GlaxoSmithKline and Santaris Pharma Enter Global R&D Alliance
News Dec 24, 2007
GlaxoSmithKline (GSK) and Santaris Pharma have announced that they have entered into a worldwide strategic alliance for the discovery, development and commercialization of novel medicines against viral diseases.
The collaboration provides GSK access to patented RNA antagonist compounds, based on Santaris Pharma’s Locked Nucleic Acid technology, for development as potential new therapies for selected viral diseases.
GlaxoSmithKline will participate in the alliance through its Infectious Diseases Centre of Excellence for Drug Discovery (ID CEDD). Under the terms of the agreement, Santaris Pharma will grant GlaxoSmithKline options to drug candidates discovered and developed under the collaboration in up to four different viral disease programmes.
In each of these R&D programmes, Santaris Pharma will be responsible for the discovery and development of RNA antagonist drug candidates through to completion of Phase IIa (“Clinical Proof of Concept”), at which point GlaxoSmithKline has an exclusive option to license each compound for further development and commercialization on a worldwide basis.
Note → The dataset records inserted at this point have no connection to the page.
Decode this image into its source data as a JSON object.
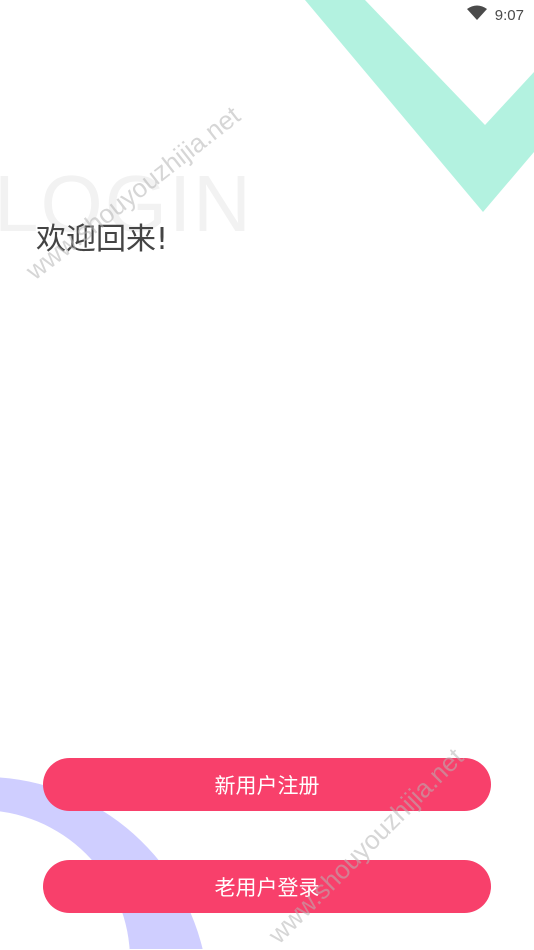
{
  "status_bar": {
    "time": "9:07",
    "wifi_icon": "wifi-icon"
  },
  "background_text": "LOGIN",
  "welcome_text": "欢迎回来!",
  "watermark": "www.shouyouzhijia.net",
  "buttons": {
    "register": "新用户注册",
    "login": "老用户登录"
  },
  "colors": {
    "accent": "#f8406b",
    "mint_decoration": "#b3f2e0",
    "lavender_decoration": "#cfceff"
  }
}
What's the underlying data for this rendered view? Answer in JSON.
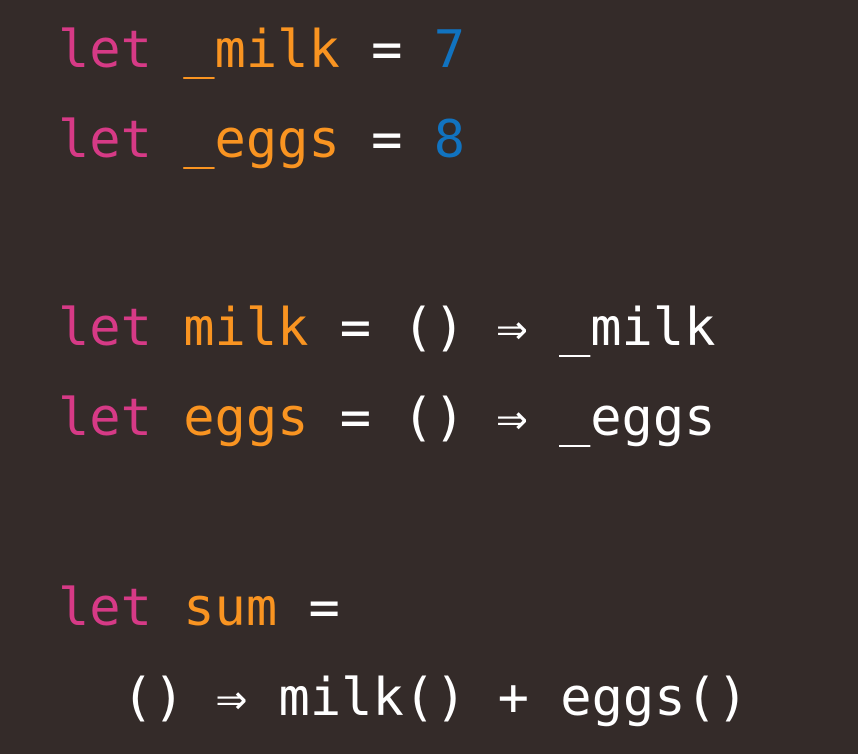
{
  "colors": {
    "background": "#342b29",
    "keyword": "#d63a86",
    "identifier": "#f99421",
    "number": "#1173c0",
    "text": "#ffffff"
  },
  "lines": [
    {
      "keyword": "let",
      "name": "_milk",
      "eq": "=",
      "value": "7"
    },
    {
      "keyword": "let",
      "name": "_eggs",
      "eq": "=",
      "value": "8"
    },
    {
      "keyword": "let",
      "name": "milk",
      "eq": "=",
      "rest": "() ⇒ _milk"
    },
    {
      "keyword": "let",
      "name": "eggs",
      "eq": "=",
      "rest": "() ⇒ _eggs"
    },
    {
      "keyword": "let",
      "name": "sum",
      "eq": "="
    },
    {
      "rest": "() ⇒ milk() + eggs()"
    }
  ]
}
GSK also has an option to include as an additional programme in the collaboration, SPC3649, Santaris Pharma’s preclinical LNA-antimiR against microRNA-122, which is being developed by Santaris Pharma as a potential new therapy for Hepatitis C infection.
Santaris Pharma will receive an upfront fee for the first antiviral programme of $3m (£1.5m) and GSK will make an equity investment of $5m (£2.5m) in Santaris Pharma. If candidate drugs from the first viral target programme are successful and reach the market, GSK could make additional milestone payments to Santaris Pharma of up to $140m (£69.5m) for this first programme.
Similar upfront payments and milestones are payable by GSK to Santaris Pharma in respect of each of the further 3 antiviral programmes if GSK elects to initiate these additional programmes in the collaboration.
In addition, if GSK exercises its option to further develop and commercialise SPC3649, it will make a further up front payment of $5m (£2.5m) and additional milestones of up to $122m (£60.5m) if the drug obtains regulatory approvals in Europe and the USA.
Overall, under the collaboration Santaris Pharma could be eligible to receive in excess of $700m (£347m) in upfront fees and development and regulatory milestones payments. If a product is successfully commercialized, Santaris Pharma will receive high single to double-digit royalties on worldwide sales of alliance products.